Global auto parts supplier Bolta with a facility at the Tuscaloosa County Airport Industrial Park is retooling its operation to produce plastics shields and goggles that doctors and nurses need in the emergency room.

Alabama-based research groups are pushing for breakthroughs in testing and vaccines.

BioGX Inc., a molecular diagnostics company, based at Innovation Depot, has joined B.D., a global medical technology company, to develop a new diagnostics tests that would increase the potential capacity to screen for COVID-19 by thousands of tests per day.

Birmingham-based Southern Research is collaborating with Tonix Pharmaceuticals Holding Group, a New York-based biopharmaceutical company, to test a potential COVID-19 vaccine.

Canfield and the B.A.M.A. group are daily finding other Alabama-based companies to battle the effects of the pathogen.
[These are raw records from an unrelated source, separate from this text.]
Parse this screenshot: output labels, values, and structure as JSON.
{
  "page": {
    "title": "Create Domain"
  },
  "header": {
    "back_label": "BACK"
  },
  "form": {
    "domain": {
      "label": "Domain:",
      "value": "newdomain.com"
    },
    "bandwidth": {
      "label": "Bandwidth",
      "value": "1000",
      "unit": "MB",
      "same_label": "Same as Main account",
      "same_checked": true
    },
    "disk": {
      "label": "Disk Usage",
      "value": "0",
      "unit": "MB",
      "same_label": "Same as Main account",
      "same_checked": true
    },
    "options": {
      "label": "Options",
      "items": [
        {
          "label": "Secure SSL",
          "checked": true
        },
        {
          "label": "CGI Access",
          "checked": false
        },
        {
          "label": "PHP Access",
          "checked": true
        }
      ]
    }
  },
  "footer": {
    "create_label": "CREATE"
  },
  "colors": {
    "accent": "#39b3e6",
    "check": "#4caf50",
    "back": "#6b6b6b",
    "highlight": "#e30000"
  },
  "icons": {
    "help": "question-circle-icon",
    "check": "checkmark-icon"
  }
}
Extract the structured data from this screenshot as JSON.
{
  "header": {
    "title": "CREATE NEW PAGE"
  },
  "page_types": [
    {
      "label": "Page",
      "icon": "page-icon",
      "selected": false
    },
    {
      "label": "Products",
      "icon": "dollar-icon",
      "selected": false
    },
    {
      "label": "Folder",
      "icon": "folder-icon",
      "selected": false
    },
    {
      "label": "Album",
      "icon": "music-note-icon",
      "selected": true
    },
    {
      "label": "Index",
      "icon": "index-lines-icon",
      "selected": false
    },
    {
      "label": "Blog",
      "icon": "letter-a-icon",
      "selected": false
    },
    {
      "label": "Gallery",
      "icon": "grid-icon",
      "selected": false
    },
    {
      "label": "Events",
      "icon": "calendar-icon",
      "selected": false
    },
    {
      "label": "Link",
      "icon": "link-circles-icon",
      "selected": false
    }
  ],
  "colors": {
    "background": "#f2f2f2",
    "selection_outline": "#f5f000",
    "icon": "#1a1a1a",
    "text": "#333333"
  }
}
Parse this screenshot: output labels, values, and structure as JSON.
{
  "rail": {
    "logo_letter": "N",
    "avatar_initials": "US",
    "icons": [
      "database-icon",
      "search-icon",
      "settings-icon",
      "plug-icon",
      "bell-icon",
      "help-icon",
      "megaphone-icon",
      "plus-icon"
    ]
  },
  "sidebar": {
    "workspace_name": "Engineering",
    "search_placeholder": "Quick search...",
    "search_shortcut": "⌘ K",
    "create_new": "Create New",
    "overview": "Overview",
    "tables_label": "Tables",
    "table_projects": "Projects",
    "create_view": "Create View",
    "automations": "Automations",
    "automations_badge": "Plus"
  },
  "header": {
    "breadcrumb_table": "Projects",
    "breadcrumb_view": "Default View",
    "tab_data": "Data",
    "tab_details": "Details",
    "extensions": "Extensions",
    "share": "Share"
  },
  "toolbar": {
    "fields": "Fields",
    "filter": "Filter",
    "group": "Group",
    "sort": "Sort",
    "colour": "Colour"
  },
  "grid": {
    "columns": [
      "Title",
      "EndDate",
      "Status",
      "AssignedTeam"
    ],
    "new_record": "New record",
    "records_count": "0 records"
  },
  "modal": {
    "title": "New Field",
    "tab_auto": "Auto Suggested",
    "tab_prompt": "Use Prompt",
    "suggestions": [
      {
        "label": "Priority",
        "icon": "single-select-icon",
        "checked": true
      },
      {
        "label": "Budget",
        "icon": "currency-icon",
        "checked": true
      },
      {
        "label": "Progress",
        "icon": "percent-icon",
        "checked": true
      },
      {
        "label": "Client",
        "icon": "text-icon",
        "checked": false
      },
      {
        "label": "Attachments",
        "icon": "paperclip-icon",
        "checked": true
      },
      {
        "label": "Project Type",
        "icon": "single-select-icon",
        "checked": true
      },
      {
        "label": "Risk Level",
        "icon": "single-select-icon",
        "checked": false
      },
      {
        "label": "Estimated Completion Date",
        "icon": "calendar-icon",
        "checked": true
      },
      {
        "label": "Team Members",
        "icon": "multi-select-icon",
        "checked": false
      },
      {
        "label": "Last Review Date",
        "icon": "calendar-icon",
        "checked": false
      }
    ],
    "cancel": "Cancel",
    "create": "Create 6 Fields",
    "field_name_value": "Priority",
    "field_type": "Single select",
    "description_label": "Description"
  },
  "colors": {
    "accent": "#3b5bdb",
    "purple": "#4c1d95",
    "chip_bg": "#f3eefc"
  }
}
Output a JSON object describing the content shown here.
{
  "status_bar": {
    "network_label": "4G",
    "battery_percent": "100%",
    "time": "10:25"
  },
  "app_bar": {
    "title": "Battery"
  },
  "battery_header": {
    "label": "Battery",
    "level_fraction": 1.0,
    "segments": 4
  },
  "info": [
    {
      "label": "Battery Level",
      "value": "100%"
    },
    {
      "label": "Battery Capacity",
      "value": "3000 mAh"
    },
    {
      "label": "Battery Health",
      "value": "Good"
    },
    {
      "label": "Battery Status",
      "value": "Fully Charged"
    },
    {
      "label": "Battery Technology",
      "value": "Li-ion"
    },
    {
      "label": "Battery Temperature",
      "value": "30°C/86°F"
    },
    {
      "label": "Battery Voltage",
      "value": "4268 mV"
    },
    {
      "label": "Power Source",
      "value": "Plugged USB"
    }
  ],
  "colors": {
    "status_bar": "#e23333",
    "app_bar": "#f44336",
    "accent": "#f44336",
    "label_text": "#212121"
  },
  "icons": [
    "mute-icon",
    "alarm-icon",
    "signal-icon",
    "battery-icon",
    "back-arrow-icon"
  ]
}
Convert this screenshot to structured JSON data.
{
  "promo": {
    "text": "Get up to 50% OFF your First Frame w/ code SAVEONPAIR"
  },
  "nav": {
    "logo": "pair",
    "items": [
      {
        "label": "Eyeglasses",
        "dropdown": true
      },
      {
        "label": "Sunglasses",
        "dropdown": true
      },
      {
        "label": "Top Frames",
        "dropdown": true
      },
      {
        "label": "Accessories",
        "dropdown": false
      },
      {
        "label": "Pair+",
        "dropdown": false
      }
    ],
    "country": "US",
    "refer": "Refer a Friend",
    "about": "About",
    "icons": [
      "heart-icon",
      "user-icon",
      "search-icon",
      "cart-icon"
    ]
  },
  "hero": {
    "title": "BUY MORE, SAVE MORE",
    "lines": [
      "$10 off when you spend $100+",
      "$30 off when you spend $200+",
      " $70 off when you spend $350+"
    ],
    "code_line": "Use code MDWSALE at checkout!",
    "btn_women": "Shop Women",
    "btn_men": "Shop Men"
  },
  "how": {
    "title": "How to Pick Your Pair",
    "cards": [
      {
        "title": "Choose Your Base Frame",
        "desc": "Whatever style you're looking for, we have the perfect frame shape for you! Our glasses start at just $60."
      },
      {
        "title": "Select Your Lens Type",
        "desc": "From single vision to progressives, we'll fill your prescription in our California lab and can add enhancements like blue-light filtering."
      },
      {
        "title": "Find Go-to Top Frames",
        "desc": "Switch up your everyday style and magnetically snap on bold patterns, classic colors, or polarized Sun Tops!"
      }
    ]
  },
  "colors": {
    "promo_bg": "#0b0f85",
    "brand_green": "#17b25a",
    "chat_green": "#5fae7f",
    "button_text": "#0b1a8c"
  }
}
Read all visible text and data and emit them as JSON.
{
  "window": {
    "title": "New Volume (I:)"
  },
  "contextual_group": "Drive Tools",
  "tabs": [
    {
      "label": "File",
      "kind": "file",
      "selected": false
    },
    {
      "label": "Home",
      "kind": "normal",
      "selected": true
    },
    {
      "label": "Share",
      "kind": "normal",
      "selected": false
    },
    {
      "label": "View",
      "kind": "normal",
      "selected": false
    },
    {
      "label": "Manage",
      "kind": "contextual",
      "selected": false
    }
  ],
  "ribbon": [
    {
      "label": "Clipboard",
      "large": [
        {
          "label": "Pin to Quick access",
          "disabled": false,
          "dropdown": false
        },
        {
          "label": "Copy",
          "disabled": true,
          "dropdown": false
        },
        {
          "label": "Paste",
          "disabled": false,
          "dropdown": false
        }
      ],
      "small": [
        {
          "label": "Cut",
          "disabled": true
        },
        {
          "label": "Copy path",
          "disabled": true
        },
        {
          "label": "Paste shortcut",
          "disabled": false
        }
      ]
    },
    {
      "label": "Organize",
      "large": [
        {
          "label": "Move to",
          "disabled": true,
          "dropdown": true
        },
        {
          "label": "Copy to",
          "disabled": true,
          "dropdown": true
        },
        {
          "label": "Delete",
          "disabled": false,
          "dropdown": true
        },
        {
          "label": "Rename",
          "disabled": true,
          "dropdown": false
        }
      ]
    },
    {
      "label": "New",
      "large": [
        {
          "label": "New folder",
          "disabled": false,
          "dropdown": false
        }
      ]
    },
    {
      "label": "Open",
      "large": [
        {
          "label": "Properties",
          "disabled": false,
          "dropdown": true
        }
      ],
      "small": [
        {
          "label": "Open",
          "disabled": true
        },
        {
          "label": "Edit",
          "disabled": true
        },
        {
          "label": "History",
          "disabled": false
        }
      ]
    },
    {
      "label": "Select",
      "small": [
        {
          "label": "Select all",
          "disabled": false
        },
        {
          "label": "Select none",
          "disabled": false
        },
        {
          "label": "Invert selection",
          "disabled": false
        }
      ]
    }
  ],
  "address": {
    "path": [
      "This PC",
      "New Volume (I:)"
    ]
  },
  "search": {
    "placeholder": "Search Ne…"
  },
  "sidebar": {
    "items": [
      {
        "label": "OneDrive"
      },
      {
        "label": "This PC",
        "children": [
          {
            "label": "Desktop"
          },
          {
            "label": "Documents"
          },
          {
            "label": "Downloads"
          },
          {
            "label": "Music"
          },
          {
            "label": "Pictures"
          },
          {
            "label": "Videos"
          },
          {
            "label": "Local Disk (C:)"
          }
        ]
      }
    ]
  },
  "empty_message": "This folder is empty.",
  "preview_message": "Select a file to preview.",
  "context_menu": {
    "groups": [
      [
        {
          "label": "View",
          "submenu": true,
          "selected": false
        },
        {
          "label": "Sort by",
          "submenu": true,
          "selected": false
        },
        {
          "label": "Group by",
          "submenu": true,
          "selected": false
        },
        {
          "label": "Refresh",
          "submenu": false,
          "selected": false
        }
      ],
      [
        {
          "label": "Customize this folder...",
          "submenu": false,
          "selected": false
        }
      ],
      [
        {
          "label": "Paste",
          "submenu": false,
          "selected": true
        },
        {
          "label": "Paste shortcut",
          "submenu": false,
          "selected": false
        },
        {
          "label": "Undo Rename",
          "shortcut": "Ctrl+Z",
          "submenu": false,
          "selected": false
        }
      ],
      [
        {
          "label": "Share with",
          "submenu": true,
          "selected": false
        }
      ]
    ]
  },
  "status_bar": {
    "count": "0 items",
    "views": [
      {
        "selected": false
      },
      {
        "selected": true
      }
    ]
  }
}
A third group known as Renewal is comprised of retired C.E.O.s whose goal is to make sure that those in need can cut through bureaucratic red-tape. They are charged with finding the best ways to streamline the government’s processes so that individuals and companies are not waiting for a government bureaucrat somewhere to press a button.

The Governor’s office is working in partnership with the state’s universities, businesses and others in an ongoing battle to curb the COVID-19 outbreak in the state.

In times of crisis governments always stumble getting out of the gate; that’s what happens.

The work presently being coordinated by the Governor’s staff and volunteers is not currently seen by the general public, but the efforts of these groups will affect the state now and in the future.